I could barely tolerate looking at her.
Ms. Winona Ryder had never looked this unappealing.
Nor Ms. Gwyneth Paltrow.
Nor Ms. Sandra Bullock.
Nor Ms. Drew Barrymore.
Nor Ms. Joanna Going, a fine actress of porcelain beauty, who just now comes to mind.
Eventually Susan's shrill screams gave way to tears. She sagged on the mattress, stopped struggling against her bonds, and sobbed with such fury that I feared for her more than I had when she'd been screaming.
A torrent of tears.

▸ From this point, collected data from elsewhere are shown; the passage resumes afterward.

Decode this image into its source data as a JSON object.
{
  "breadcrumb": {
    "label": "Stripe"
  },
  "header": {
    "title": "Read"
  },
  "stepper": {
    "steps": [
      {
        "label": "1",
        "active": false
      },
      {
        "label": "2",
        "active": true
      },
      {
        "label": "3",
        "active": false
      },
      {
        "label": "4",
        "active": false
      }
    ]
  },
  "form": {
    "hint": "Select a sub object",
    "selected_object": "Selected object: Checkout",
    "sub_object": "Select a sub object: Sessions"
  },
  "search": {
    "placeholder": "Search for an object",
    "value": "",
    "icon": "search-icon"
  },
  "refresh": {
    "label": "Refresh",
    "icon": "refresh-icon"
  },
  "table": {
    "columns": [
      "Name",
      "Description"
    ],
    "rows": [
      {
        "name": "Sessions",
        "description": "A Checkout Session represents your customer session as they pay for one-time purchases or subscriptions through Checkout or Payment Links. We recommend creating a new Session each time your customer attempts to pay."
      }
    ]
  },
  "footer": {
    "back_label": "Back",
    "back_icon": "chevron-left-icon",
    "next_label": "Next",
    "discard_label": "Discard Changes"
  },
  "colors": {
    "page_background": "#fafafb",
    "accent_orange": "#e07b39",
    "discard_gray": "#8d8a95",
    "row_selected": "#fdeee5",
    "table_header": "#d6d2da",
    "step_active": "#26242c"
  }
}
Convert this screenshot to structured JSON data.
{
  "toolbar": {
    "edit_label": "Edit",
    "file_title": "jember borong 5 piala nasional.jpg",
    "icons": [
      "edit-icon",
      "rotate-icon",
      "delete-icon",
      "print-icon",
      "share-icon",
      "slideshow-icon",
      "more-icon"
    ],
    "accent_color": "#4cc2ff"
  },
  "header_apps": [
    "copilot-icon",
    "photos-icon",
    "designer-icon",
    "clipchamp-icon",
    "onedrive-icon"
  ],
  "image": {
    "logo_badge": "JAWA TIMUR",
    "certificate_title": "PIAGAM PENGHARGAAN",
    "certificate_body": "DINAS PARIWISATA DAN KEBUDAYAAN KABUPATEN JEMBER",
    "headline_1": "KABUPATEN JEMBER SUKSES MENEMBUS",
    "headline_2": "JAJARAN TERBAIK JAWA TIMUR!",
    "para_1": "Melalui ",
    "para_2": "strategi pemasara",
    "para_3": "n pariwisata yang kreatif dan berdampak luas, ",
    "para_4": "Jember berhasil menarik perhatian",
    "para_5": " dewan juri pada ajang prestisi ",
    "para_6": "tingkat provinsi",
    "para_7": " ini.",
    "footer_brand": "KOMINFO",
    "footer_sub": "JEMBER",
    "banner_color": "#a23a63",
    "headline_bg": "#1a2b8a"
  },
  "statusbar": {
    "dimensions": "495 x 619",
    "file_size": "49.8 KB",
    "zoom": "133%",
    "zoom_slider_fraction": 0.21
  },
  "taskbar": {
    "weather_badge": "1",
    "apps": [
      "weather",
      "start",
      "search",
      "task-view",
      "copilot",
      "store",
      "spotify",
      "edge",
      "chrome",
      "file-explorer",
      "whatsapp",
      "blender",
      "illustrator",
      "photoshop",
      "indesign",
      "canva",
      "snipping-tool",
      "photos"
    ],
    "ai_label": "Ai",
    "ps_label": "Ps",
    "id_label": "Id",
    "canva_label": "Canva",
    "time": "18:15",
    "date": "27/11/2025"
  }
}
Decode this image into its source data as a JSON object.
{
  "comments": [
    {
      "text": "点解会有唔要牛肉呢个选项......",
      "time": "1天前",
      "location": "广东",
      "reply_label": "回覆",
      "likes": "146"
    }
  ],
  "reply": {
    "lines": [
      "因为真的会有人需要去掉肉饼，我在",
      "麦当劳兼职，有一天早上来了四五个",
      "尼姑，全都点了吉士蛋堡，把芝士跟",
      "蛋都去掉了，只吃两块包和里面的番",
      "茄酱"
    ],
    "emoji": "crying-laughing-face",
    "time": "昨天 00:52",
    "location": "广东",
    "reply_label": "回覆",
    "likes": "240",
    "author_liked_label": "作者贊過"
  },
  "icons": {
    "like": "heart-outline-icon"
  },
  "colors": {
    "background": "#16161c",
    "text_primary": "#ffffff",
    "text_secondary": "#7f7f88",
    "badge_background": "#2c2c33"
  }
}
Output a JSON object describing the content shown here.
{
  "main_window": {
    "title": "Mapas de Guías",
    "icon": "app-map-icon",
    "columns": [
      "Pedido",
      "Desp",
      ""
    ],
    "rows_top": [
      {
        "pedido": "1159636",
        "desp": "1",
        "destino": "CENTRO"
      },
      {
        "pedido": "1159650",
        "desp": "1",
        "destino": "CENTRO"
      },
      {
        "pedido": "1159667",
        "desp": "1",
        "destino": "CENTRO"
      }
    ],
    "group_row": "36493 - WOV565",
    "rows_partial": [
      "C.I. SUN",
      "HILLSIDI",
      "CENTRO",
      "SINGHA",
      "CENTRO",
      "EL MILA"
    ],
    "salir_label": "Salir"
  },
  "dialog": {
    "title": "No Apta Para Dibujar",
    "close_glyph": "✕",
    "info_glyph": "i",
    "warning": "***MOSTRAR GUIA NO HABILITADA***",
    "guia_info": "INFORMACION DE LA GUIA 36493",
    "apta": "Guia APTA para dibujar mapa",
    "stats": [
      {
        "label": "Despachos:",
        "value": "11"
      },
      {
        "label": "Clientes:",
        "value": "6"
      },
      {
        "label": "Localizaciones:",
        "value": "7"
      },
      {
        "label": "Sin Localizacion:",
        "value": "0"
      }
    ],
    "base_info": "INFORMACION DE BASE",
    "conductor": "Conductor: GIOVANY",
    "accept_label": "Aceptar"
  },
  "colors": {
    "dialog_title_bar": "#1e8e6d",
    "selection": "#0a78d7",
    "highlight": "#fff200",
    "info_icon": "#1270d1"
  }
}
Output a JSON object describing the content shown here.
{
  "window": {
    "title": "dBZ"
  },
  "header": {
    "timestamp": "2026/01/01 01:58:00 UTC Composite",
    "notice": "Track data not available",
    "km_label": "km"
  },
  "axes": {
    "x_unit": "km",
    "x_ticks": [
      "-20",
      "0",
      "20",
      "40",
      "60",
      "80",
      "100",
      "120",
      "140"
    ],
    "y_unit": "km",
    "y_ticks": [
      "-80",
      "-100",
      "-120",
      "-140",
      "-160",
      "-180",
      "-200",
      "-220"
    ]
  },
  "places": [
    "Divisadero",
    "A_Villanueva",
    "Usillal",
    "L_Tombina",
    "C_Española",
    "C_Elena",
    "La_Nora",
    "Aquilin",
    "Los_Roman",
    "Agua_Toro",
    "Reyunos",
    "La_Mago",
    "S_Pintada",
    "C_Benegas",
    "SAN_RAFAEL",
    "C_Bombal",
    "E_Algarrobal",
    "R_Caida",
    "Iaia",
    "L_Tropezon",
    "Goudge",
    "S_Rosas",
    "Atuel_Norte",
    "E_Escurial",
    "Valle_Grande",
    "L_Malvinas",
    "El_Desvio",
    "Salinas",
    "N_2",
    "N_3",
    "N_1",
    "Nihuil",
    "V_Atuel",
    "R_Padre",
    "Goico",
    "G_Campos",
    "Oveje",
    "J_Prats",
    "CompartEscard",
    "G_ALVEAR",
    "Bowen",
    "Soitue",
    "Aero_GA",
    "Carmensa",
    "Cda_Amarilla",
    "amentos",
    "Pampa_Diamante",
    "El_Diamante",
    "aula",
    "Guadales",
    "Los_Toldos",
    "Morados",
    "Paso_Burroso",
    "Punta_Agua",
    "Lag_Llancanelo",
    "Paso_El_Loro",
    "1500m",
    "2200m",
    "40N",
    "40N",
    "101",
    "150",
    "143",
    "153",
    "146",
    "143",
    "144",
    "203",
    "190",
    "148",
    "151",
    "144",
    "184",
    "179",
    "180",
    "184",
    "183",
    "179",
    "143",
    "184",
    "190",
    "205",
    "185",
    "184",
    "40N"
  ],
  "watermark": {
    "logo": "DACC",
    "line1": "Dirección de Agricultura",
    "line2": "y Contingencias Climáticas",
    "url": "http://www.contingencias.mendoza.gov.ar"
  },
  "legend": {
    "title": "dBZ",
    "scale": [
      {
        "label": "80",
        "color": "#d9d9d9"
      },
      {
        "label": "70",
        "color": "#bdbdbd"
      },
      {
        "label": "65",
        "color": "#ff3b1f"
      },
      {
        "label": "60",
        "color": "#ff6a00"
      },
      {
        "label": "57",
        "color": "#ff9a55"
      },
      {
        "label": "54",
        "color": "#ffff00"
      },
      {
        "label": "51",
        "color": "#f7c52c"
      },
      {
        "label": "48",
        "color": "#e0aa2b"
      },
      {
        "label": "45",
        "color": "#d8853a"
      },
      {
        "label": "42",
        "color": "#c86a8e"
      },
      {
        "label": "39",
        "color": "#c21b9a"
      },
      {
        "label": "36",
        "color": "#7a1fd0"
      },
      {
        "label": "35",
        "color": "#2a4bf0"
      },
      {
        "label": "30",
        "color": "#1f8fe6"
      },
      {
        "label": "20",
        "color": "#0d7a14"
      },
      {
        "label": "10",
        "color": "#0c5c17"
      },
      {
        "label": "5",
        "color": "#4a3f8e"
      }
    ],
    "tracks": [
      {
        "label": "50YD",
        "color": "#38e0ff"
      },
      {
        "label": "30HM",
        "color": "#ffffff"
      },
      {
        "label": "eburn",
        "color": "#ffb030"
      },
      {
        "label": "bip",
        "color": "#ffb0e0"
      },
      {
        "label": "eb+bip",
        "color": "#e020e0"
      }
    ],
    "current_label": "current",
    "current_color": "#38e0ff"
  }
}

A flood.
She cried herself into exhaustion, and Fritz Arling's screams ended long before her weeping finally subsided into a strange bleak silence.
At last she lay with her eyes open, but she stared only at the ceiling.
I gazed down into her blue-grey eyes and could not read them any more than I could read Shenk's blood-filmed stare. They were no longer as clear as rainwater but clouded.
For reasons that I could not grasp, she seemed more distant from me than she had ever been before.
I ardently wished that I were already in possession of a body with which I could lie atop her. If only I could make love to her, I was certain that I could close this gap between us and forge the union of souls that I desired.
Soon.
Soon, my flesh.
TWENTY
'Susan?' I dared to say into her daunting silence.
She stared toward the ceiling and did not respond.
'Susan?'
I don't think she was looking at the ceiling, actually, but at something beyond. As if she could see the summer sky.
Or the night still to come.
Because I did not fully understand her reaction to my attempt at discipline, I decided not to press conversation upon her but wait until she initiated it.
I am a patient entity.
While I waited, I reacquired control of Shenk.
In his killing frenzy, swept away by the 'wet music' that only he could hear, he had not realized that he was operating entirely of his own free will.
As he stood over Arling's mutilated corpse and felt me re-enter his brain, Shenk wailed briefly in regret at the surrender of his independence. But he did not resist as before.